The company has been rumored to be valued at more than $1 billion. Throughout its lifetime, A123 has raised more than $132 million from a long list of investors including General Electric, Procter & Gamble, Motorola, Qualcomm, North Bridge Venture Partners, Sequoia Capital, CMEA Ventures, FA Technology Ventures, OnPoint and the Massachusetts Institute of Technology. As we mentioned earlier, this gives Sequoia a pretty awesome batting average when it comes to cleantech as this is one of their only green investments.
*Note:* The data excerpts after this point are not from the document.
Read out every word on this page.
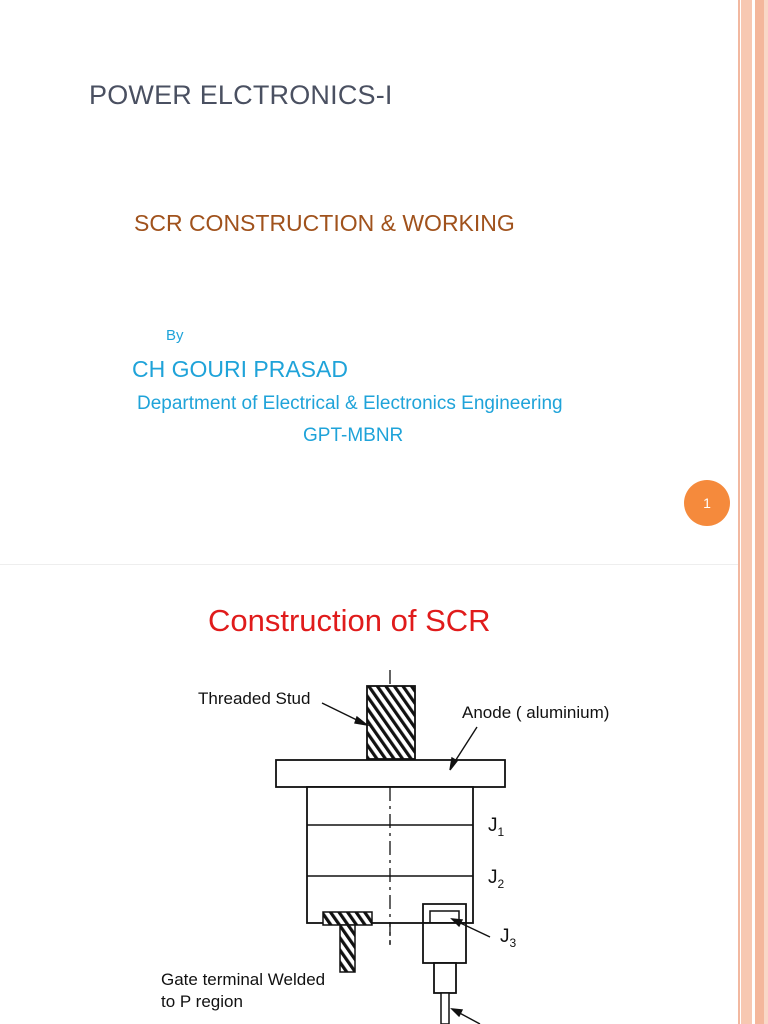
POWER ELCTRONICS-I
SCR CONSTRUCTION & WORKING
By
CH GOURI PRASAD
Department of Electrical & Electronics Engineering
GPT-MBNR
1
Construction of SCR
Threaded Stud
Anode ( aluminium)
$J_1$
$J_2$
$J_3$
Gate terminal Welded
to P region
Despite posting losses, A123 has managed to establish a list of vehicle partners, which it notes in its filing, among them General Motors, Think Global and BAE Systems. The deal with Think Global involves supplying batteries for 11 different vehicle powertrain systems, while for BAE it’s to sell batteries for the Hybridrive propulsion system being used in Daimler’s Orion VII hybrid electric buses. The company is also working with AES to make large batteries for the power grid.
But while A123 is setting its sites on electric vehicles, the company reveals in its filing that it relies on Black & Decker and its cordless drill products for 55.1 percent of its total revenues, as of the quarter ended March 31. That’s down from the 70.7 percent of revenue that B&D used to account for, but still. That’s a huge chunk of sales from one customer. Meanwhile, we’re not sure if the General Motors relationship has yet moved beyond just research and development.
The startup also has a lot of competition. Its competitor list in the filing is a who’s-who of the entrenched battery world, including: Sanyo, Matsushita/Panasonic, Sony, BYD Auto, LG, Valence Technology, Altairnano, Samsung, Toshiba and EnerDel.